Now, some members of their football family are coming together to support the Johnson’s daughter Abby, a pediatric cancer survivor, and the organization that bears her name.

 

In 2015, Abby Johnson, then 5, suffered from headaches that kept getting worse. In January of 2016, an MRI revealed the family’s worst fears were true: Abby had a large, malignant brain tumor, and needed emergency surgery.

 

The night before Abby’s first day of radiation therapy, there was a knock on the door.
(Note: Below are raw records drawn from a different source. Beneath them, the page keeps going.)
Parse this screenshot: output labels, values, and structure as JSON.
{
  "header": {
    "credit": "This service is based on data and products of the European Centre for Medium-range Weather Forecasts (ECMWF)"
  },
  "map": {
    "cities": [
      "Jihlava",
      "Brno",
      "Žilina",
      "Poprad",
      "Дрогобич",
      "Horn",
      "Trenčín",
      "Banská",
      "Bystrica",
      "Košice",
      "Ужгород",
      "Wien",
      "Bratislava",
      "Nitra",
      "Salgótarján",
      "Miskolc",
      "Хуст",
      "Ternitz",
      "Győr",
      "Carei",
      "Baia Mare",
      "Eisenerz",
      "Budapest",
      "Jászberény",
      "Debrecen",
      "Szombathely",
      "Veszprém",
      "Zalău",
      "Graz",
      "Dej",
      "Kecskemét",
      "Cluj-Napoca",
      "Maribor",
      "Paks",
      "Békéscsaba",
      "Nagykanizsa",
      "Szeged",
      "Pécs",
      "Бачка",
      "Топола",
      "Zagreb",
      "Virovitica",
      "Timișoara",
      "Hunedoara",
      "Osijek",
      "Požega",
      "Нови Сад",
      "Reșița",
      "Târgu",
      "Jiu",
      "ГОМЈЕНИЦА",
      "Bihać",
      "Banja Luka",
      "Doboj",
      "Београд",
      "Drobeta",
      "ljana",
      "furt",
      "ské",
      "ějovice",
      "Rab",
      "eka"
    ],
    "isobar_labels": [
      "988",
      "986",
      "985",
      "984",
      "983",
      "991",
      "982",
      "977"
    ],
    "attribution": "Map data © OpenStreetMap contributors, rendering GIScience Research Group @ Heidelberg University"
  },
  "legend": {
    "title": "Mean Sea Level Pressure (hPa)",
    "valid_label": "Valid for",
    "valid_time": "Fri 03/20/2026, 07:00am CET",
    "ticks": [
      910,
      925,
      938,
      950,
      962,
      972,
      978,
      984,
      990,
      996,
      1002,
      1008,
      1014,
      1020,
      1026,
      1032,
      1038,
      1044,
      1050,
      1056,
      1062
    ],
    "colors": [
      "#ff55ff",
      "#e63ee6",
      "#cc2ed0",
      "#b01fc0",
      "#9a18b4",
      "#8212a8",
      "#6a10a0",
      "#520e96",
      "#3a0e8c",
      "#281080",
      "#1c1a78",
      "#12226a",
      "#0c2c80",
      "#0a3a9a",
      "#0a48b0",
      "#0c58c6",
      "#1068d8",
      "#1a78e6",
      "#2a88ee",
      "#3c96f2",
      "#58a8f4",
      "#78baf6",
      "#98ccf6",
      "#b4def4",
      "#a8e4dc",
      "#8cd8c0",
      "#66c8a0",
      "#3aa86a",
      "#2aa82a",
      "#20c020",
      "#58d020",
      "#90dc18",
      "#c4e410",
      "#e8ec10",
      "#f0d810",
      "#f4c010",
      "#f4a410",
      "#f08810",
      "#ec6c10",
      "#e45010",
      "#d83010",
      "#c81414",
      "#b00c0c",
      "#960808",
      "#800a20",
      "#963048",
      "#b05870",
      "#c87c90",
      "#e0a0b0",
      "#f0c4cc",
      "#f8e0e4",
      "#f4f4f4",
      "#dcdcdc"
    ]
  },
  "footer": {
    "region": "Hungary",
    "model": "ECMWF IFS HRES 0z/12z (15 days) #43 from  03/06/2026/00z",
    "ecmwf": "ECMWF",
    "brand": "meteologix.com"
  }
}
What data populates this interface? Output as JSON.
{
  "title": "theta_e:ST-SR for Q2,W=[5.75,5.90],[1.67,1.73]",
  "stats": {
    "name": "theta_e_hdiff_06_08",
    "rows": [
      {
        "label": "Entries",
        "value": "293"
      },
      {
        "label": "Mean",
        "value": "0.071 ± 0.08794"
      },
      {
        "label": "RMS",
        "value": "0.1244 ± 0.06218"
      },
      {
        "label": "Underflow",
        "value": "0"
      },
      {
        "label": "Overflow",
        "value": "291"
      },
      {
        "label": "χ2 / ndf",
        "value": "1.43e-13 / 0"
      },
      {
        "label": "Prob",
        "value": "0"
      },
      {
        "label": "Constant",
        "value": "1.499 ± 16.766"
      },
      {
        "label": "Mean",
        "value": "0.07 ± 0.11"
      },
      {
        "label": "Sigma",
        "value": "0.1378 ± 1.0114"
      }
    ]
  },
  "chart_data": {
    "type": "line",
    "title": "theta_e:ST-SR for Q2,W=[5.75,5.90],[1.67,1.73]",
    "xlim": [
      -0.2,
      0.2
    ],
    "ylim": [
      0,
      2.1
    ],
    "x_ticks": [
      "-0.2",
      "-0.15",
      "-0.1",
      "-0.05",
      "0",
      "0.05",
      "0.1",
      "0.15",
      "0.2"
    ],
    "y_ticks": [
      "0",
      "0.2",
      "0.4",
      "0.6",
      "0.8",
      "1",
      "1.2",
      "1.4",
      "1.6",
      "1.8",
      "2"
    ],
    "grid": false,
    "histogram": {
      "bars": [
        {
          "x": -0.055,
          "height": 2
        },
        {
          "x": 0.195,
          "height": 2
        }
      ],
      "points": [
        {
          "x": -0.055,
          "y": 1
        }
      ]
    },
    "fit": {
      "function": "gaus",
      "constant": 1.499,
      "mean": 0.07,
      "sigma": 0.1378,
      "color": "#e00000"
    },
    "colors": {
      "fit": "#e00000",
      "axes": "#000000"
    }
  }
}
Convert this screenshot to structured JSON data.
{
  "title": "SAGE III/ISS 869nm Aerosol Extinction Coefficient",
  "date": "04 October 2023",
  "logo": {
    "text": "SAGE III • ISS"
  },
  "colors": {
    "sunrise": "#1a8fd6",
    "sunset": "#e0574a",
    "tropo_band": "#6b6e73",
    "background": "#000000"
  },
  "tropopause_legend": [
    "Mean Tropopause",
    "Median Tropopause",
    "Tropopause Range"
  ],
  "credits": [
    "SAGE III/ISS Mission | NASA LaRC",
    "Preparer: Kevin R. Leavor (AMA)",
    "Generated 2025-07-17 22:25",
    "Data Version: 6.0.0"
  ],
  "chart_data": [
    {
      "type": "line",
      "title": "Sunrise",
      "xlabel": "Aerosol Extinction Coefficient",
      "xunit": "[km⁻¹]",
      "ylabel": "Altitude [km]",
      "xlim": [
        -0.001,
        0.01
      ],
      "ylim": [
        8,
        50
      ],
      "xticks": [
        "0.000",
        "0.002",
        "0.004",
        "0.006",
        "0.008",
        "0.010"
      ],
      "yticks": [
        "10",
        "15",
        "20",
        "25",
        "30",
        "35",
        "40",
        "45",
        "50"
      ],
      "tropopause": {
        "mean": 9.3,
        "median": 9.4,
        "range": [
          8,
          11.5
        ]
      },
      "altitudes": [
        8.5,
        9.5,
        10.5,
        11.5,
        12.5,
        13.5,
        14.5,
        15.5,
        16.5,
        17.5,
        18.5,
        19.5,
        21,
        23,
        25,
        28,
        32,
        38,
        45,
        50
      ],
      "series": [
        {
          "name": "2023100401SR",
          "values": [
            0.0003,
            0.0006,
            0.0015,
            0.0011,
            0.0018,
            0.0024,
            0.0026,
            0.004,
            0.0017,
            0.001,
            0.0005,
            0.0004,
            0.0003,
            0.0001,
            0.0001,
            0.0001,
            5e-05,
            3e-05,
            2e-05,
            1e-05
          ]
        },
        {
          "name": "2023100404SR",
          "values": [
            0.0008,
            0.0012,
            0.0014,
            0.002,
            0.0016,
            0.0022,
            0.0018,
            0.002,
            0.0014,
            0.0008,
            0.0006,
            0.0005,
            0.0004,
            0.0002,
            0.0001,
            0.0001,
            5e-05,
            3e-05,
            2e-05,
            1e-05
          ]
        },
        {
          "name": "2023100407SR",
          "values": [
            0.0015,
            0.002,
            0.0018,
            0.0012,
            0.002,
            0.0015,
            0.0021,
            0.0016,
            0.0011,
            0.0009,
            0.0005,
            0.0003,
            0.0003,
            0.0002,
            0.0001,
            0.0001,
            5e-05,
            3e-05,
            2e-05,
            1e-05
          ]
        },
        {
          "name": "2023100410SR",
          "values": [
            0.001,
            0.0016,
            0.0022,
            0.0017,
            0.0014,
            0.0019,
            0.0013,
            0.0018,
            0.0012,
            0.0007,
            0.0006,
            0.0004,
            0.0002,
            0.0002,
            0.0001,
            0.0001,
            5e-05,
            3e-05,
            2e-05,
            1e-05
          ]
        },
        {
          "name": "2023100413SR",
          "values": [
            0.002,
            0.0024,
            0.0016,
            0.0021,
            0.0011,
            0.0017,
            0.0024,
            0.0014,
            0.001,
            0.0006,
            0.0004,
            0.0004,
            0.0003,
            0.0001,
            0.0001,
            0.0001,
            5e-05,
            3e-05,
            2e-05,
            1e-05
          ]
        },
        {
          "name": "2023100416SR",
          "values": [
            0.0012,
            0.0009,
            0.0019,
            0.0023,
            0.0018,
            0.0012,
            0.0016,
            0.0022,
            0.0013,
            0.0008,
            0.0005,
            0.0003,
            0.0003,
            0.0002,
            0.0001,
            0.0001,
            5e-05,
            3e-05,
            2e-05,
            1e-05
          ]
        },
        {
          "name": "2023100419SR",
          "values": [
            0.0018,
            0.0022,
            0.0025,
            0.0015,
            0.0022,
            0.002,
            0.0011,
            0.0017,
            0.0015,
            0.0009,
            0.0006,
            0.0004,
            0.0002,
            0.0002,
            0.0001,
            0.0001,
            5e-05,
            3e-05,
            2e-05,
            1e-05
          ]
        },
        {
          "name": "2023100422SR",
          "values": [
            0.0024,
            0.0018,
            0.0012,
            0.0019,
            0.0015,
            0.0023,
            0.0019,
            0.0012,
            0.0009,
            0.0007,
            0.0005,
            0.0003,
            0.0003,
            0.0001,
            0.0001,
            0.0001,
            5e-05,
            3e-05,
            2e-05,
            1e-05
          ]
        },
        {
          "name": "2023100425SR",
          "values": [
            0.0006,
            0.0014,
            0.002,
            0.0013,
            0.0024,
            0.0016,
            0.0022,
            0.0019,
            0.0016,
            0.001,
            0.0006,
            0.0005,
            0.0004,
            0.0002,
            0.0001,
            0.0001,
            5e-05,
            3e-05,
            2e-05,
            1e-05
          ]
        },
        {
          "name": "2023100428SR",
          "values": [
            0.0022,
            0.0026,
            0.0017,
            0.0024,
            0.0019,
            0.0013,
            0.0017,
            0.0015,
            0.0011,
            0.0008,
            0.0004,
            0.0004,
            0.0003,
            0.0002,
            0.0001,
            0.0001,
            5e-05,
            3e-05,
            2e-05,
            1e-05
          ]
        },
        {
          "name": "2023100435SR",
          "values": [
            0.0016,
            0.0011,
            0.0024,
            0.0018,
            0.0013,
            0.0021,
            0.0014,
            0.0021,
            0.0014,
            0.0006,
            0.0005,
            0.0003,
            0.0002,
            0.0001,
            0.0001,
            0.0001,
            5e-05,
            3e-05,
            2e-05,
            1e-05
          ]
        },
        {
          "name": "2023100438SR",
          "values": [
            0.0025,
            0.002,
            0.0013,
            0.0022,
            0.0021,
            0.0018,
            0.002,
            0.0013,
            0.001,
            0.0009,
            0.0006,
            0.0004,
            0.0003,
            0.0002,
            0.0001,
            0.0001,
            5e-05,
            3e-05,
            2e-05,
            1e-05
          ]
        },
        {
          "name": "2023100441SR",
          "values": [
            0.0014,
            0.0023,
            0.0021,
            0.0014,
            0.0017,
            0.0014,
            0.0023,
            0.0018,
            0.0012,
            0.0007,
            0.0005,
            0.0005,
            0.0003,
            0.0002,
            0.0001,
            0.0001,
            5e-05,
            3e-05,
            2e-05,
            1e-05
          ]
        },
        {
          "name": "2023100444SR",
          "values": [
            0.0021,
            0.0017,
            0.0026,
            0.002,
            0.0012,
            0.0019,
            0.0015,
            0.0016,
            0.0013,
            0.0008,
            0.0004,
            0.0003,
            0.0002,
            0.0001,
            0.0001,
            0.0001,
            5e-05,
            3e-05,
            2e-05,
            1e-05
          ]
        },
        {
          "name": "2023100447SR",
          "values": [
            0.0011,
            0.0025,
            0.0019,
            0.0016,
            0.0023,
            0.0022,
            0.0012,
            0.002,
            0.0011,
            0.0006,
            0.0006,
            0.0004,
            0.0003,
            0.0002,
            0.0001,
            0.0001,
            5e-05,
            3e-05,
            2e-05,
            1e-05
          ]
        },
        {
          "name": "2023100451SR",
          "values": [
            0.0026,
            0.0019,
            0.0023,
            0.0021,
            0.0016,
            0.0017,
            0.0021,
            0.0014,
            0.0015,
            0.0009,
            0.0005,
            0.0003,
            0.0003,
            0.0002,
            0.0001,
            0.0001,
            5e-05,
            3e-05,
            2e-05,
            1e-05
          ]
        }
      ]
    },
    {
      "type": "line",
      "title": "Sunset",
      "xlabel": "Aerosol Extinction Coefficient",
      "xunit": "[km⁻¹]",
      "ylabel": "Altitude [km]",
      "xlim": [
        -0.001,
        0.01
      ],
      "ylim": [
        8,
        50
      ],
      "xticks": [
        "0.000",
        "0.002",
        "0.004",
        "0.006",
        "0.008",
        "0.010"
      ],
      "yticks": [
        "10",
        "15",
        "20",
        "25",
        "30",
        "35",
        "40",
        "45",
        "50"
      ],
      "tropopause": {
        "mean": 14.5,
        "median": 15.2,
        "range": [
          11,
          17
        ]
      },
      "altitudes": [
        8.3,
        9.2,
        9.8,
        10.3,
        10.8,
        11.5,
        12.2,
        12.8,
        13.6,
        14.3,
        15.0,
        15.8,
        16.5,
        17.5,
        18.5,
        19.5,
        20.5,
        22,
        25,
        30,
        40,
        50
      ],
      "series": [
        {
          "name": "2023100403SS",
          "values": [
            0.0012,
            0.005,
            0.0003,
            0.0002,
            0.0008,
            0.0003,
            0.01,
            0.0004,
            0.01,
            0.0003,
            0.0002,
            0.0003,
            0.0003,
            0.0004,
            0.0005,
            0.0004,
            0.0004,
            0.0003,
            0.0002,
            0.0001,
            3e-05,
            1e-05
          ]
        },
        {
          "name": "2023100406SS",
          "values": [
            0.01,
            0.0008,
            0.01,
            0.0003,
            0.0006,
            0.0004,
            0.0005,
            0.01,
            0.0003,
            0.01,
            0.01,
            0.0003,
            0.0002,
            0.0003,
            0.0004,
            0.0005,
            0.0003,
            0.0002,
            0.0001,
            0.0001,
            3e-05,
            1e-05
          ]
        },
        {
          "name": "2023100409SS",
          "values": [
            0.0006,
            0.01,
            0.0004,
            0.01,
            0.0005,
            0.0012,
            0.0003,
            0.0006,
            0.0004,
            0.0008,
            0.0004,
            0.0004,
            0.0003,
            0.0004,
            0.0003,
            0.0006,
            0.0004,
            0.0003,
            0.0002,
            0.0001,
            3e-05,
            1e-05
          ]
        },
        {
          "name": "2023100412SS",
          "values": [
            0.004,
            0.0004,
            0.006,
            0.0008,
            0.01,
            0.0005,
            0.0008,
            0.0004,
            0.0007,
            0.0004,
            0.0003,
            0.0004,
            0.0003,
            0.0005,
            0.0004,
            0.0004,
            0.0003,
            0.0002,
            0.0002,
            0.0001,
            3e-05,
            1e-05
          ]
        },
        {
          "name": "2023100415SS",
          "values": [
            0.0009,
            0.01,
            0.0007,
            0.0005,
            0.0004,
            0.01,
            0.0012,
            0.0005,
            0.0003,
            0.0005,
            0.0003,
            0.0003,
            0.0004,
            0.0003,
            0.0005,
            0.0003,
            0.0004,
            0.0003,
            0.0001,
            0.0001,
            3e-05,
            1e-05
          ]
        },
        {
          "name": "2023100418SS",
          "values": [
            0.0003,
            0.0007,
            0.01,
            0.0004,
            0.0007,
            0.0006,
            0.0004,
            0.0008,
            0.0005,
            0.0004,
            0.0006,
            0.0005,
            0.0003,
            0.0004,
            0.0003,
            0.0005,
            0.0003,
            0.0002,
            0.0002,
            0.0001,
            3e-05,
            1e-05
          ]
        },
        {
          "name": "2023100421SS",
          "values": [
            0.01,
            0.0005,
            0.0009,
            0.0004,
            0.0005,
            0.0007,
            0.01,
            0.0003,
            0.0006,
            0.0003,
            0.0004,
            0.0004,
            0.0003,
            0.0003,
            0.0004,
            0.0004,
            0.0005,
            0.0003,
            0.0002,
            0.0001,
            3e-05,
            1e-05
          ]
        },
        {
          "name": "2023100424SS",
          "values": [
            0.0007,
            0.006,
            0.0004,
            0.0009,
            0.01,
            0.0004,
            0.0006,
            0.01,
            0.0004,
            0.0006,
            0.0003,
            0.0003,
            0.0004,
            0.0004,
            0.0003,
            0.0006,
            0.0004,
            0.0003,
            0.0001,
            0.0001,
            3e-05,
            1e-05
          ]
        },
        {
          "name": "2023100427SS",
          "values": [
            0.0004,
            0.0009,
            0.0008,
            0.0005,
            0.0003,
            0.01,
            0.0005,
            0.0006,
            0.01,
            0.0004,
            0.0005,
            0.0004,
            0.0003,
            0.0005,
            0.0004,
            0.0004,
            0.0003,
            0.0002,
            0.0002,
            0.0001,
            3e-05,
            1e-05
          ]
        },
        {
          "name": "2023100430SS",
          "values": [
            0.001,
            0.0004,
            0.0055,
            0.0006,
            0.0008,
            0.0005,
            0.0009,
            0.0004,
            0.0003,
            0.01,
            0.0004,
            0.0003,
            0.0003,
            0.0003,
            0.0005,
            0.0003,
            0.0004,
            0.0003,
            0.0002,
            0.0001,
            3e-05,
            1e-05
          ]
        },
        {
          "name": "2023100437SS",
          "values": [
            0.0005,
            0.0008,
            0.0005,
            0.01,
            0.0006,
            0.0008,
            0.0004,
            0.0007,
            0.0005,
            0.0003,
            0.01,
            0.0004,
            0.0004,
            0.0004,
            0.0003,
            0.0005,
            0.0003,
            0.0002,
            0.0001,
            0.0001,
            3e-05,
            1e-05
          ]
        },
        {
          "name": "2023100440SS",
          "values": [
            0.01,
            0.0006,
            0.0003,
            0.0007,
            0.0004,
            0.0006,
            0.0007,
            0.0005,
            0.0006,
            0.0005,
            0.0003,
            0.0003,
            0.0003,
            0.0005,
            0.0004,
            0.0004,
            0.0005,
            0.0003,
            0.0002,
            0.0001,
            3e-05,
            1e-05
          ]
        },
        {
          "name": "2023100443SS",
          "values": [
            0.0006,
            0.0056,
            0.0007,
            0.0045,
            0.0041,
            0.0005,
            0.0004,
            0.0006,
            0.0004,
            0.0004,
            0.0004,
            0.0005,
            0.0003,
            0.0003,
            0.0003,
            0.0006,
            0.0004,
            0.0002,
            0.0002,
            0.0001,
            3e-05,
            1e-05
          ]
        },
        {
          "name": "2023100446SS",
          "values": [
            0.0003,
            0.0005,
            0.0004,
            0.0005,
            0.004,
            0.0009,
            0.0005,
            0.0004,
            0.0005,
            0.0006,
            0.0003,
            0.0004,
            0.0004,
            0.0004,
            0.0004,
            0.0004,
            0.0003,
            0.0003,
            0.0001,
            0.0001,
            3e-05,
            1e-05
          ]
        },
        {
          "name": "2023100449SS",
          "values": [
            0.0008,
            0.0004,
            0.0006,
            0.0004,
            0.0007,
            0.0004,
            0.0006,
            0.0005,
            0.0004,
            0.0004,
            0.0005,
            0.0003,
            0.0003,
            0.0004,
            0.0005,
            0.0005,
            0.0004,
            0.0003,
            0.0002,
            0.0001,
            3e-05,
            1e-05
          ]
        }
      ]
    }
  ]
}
“And about forty of our neighbors were there at our door, and they were all wearing t-shirts that said, ‘Abby’s Army,'” David told. It was an act of kindness to show the Johnsons and Abby that they were loved, thought of, and prayed for.

 

“It was incredible,” David said.

 

Abby’s treatment was going well, but even under the best circumstances, cancer treatment can make patients feel ill. In the summer of 2016, Abby, on her first of four rounds of chemo, was hospitalized for two weeks.

 

The Johnsons learned hospital life can be boring, especially for children.

 

David and Lisa thought back to that night months before, when their neighbors made such a strong statement of love and support. The coupled founded Abby’s Army as a 501c(3) nonprofit organization, to assist pediatric cancer patients and their families. Abby’s Army provides toys, games and books for children being treated at Duke University Hospital.

 

Abby is cancer-free now, and her dad says she’s doing great in third grade. With their daughter’s health much improved, Lisa is now focusing her professional efforts on Abby’s Army full time. Their goal is to expand into more hospitals as their organization grows.

 

But to grow, they need money. This year, a lot of that financial support is coming from another community where David is active: The Extreme Skins tailgating group.

 

The Extreme Skins are fans who meet before every home game in the Washington, D.C. area to share food, drinks and friendship. Each year, the group chooses one charity to support.

 

David wondered, why not Abby’s Army?

 

So he asked Christie Lopez, one of the informal leaders of Extreme Skins, what she thought.

 

Lopez has a long history of charitable contributions, including work with Pro Football’s Ultimate Fan Association, a membership group of football fans around the country who are focused on both fandom and raising money for charity.

 

Lopez heard the Johnsons’ story, met Abby, and was hooked.

 

“How could you meet this family, this little girl, and not want to help?” she asked.

 

They kicked off their efforts by posting donation buckets at the Extreme Skins tailgating area before every home game this 2018 season, and they have high hopes for raising thousands of dollars from the group’s hundreds of members.

 

In the first week alone, the Extreme Skins raised $2,500 for Abby’s Army. Donations are expected to grow throughout the season.

 

“We just wanted to pay it forward,” David noted, referring to the support he’s received from his neighbors, the Extreme Skins, and many other members of their community who have been touched by Abby’s story.